Ahmed Md Shakil, Shahjaman Md, Kabir Enamul, Kamruzzaman Md
Department of Statistics, University of Rajshahi, Rajshahi-6205, Bangladesh.
Department of Statistics, Begum Rokeya University, Rangpur-5400, Bangladesh.
Bioinformation. 2018 May 31;14(5):213-218. doi: 10.6026/97320630014213. eCollection 2018.

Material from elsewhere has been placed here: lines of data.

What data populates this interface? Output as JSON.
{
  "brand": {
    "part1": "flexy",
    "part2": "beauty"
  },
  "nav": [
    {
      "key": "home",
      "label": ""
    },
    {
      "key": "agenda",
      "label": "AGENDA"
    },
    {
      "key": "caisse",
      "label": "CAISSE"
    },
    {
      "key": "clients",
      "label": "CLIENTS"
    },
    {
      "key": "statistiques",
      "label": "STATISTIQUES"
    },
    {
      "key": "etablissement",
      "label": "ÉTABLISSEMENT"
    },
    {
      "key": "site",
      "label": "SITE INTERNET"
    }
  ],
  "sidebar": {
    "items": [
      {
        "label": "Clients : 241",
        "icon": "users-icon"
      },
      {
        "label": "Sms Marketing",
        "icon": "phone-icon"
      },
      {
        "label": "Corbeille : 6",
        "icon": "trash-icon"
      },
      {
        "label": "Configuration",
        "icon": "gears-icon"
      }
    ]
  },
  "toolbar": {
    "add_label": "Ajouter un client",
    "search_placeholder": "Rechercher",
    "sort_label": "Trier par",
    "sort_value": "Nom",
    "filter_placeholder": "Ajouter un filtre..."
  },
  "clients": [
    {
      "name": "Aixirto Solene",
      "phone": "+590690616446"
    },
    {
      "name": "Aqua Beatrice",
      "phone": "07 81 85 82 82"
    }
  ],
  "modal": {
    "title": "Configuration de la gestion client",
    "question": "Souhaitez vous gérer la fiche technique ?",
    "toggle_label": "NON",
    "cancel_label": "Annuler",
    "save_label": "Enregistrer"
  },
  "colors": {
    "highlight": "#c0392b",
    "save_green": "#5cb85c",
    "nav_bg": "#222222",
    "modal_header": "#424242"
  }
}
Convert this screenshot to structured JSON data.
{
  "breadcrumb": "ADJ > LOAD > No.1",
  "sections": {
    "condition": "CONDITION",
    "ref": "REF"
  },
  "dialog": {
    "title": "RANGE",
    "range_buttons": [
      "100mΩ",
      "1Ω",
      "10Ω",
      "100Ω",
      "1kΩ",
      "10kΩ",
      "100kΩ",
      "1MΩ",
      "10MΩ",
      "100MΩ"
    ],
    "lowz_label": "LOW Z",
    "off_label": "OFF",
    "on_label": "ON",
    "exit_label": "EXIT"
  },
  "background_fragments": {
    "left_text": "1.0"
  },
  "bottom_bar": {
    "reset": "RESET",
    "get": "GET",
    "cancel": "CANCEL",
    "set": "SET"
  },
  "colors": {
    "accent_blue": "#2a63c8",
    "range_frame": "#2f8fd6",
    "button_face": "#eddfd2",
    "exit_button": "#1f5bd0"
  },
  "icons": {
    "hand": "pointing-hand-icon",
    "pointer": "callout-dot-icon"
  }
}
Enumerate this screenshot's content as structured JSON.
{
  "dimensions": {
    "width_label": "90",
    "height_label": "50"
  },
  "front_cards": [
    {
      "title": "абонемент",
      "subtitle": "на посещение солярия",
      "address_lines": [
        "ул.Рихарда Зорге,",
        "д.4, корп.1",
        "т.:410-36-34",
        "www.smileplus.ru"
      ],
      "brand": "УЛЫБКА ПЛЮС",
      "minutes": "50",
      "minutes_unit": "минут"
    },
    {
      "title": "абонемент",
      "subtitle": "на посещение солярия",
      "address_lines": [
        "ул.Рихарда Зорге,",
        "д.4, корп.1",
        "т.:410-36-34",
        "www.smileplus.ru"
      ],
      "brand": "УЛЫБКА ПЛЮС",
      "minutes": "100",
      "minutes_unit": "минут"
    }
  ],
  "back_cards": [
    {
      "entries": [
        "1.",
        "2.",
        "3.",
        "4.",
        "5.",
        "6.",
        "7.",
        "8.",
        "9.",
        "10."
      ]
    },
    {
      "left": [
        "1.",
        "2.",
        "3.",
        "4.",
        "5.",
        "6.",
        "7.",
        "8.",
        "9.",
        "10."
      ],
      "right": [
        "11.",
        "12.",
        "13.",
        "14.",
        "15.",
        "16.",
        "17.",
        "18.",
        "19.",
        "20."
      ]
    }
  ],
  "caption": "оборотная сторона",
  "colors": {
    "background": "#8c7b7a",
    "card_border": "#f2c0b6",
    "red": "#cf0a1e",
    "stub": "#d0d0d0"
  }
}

Lysine acetylation is one of the decisive categories of protein post-translational modification (PTM), it is convoluted in many significant cellular developments and severe diseases in the biological system. The experimental identification of protein-acetylated sites is painstaking, time-consuming and expensive. Hence, there is significant interest in the development of computational approaches for consistent prediction of acetylation sites using protein sequences. Features selection from protein sequences plays a significant role for acetylation sites prediction. We describe an improved feature selection approach for acetylation sites prediction based on kernel naive Bayes classifier (KNBC). We have shown that KNBC generated from selected features by a new feature selection method outperforms than the existing methods for identification of acetylation sites. The sensitivity, specificity, ACC (Accuracy), MCC (Matthews Correlation Coefficient) and AUC (Area under Curve of ROC) in our proposed method are as follows 80.71%, 93.39%, 76.73%, 41.37% and 83.0% with the optimum window size is 47. Thus the kernel naive Bayes classifier finds application in acetylation site prediction.
赖氨酸乙酰化是蛋白质翻译后修饰(PTM)的关键类型之一,它参与生物系统中许多重要的细胞过程和严重疾病。蛋白质乙酰化位点的实验鉴定既费力、耗时又昂贵。因此,人们对开发利用蛋白质序列一致预测乙酰化位点的计算方法有着浓厚兴趣。从蛋白质序列中选择特征对乙酰化位点预测起着重要作用。我们描述了一种基于核朴素贝叶斯分类器(KNBC)的用于乙酰化位点预测的改进特征选择方法。我们已经表明,通过一种新的特征选择方法从选定特征生成的KNBC在乙酰化位点识别方面优于现有方法。我们提出的方法中的灵敏度、特异性、ACC(准确率)、MCC(马修斯相关系数)和AUC(ROC曲线下面积)分别如下:80.71%、93.39%、76.73%、41.37%和83.0%,最佳窗口大小为47。因此,核朴素贝叶斯分类器在乙酰化位点预测中得到了应用。